The SNP data were analysed with Structure software under the ‘admixture model’, given that neighbouring populations can interbreed (Pritchard, Stephens, & Donnelly, 2000; Falush, Stephens, & Pritchard, 2003). As the genotype pool could only be biallelic corresponding to the species to be analysed, the number of potentially differentiated gene pools was predetermined as K =2. The program was run for 100,000 generations after 100,000 generations of burn-in. Individuals were classified as pure T. marmoratus (Q < 0.01), or pure T. pygmaeus (Q > 0.99) or admixed (0.01 <Q < 0.99).
Environmental modelling
Species distribution models were constructed by the comparison of presence-only data for both species under reference to contemporary climate conditions. The biological data employed were 108 T. marmoratus and T. pygmaeus records that were supported by molecular species identification (Arntzen, 2018; present paper). The records for three genetically admixed populations from Portugal and Spain and three T. marmoratus populations from France were excluded. Explanatory variables were the 19 climate parameters of WorldClim 2.0 (bio01-bio19; see Fick and Hijmans, 2017). To identify and subsequently reduce collinearity, we constructed a half-matrix of pairwise Spearman correlation coefficients (rs). This matrix was subjected to clustering with UPGMA in PRIMER-e software (Clarke & Gorley, 2006). Parameters bio14 and bio15 were deemed unavailable for selection because of their regular high discrepancy between data sets (Varela, Lima-Ribeiro, & Terribile, 2015). Under the criterion of partial independence atr s<0.7, the parameters retained were bio01, bio02, bio03, bio05, bio06, bio08, bio12 and bio17 (Supplementary Information II).
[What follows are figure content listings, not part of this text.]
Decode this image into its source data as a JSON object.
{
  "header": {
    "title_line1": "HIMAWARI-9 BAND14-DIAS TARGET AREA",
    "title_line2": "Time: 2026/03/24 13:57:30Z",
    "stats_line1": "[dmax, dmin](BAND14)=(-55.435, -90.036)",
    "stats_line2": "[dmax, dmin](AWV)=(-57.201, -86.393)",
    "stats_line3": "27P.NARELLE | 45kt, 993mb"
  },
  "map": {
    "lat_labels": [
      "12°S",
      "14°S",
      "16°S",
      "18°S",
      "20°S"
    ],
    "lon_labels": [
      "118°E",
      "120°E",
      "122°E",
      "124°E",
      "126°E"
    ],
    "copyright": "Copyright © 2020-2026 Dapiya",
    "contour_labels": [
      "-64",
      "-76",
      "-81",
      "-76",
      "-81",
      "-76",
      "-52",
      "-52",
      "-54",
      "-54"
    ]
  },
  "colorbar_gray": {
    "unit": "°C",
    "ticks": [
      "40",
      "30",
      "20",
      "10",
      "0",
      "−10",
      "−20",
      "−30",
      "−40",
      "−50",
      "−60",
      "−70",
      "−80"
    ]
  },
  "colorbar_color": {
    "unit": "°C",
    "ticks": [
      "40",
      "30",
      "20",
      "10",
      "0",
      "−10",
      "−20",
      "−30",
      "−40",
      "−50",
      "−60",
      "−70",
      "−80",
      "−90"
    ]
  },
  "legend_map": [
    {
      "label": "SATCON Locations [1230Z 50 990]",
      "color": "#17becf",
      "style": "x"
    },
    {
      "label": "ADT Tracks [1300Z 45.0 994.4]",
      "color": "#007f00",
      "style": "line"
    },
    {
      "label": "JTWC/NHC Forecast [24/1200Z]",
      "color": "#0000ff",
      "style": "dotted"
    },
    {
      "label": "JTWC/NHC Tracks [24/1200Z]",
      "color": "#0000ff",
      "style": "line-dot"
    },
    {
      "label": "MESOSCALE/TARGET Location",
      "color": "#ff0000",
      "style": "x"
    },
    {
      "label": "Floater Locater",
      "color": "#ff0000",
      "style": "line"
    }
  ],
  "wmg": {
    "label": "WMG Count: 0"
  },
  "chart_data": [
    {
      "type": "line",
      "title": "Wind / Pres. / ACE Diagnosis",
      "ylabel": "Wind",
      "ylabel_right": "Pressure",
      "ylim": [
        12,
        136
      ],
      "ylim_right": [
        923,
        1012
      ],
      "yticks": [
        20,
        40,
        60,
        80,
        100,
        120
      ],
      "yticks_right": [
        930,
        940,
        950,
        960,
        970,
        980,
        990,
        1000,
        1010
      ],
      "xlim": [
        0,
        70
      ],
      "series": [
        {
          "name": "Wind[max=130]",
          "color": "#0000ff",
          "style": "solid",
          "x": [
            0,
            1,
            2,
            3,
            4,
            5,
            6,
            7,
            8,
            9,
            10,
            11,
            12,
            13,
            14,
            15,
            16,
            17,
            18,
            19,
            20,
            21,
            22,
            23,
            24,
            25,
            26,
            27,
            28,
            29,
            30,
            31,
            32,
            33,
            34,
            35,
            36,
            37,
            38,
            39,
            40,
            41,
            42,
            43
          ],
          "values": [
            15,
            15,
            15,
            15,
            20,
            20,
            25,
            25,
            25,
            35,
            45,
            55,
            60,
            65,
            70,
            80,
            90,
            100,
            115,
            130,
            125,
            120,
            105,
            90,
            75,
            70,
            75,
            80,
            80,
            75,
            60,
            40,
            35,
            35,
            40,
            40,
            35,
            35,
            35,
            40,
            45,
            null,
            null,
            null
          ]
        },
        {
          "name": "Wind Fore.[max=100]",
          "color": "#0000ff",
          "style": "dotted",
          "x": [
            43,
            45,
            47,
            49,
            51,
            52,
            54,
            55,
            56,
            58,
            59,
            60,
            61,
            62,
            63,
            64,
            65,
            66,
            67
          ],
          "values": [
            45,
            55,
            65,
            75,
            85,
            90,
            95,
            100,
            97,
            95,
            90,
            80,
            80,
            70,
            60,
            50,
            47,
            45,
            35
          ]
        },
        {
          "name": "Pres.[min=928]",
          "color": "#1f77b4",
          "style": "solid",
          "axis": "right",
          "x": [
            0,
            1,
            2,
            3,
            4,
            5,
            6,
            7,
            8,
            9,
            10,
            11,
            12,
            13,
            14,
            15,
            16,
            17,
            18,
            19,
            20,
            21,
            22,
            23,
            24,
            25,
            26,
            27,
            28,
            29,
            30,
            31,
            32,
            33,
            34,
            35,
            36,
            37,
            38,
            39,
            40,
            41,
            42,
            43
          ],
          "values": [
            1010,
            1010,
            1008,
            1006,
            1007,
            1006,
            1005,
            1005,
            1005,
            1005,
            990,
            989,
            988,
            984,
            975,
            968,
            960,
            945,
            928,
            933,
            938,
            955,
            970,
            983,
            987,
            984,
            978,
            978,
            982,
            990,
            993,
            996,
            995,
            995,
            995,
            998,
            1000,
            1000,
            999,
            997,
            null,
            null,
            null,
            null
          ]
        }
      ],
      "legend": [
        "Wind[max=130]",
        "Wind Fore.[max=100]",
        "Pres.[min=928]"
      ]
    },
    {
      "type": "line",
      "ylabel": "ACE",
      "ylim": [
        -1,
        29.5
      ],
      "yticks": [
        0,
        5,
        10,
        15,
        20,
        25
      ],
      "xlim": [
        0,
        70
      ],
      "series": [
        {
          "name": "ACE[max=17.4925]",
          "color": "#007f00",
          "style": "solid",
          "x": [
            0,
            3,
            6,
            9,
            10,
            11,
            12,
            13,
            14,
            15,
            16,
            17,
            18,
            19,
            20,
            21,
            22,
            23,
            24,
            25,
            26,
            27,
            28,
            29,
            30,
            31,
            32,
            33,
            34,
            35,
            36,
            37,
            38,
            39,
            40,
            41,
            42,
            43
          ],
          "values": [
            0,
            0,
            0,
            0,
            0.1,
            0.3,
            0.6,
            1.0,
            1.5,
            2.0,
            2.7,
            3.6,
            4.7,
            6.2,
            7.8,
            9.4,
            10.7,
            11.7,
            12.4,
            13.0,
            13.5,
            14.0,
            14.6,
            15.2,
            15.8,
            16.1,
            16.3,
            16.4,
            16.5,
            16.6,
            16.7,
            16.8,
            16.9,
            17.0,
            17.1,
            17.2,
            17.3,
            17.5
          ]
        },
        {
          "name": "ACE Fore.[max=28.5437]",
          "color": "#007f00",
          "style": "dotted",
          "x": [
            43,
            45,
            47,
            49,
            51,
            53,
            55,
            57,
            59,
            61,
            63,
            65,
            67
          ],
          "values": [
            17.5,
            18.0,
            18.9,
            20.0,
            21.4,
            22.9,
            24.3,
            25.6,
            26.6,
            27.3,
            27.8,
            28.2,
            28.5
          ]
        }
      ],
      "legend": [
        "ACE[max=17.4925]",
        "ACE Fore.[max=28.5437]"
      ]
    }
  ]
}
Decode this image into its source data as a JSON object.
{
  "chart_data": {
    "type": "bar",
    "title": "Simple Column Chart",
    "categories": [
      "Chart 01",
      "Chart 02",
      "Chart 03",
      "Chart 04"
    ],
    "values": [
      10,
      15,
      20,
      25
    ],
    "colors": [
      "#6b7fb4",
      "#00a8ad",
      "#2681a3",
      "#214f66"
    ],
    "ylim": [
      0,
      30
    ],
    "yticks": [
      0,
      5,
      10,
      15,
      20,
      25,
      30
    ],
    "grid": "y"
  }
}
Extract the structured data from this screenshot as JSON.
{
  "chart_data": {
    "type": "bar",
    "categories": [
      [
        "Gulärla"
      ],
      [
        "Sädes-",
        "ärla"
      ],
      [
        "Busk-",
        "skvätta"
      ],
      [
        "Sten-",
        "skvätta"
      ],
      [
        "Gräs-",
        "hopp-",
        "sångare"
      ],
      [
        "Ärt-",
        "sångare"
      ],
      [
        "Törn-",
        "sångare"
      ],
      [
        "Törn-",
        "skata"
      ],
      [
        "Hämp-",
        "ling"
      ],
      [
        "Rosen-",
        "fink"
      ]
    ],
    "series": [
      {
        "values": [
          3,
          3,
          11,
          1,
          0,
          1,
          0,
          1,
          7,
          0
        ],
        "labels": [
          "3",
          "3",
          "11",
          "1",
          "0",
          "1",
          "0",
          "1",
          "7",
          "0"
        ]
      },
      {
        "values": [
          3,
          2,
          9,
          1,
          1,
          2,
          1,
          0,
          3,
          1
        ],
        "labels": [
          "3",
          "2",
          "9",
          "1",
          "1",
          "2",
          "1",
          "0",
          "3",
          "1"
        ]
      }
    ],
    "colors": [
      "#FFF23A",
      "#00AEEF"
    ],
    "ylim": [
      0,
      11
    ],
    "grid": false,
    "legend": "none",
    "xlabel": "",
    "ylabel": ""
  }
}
Logistic regression analyses were performed with SPSS 20 (IBM SPSS, 2016) with ‘species’ as the dependent variable. Parameter selection was in the forward stepwise mode under the criteria of Pin=0.05 and Pout=0.10 under the likelihood ratio criterion. Model fit was assessed by the area under the curve (AUC) statistic. The resulting two-species distribution model was then applied to climate reconstructions for the mid-Holocene and the Last Glacial Maximum (WorldClim version 1.4; Hijmans, Cameron, Parra, Jones, & Jarvis, 2005). In the absence of firm guidance of which climate reconstruction would be most appropriate to apply (Guevara, Morrone, & León‐Paniagua, 2019), distribution models were derived for all of them (i.e. nine models for the mid-Holocene and three models for the Last Glacial Maximum). Distribution models were visualized with ILWIS (ILWIS, 2009).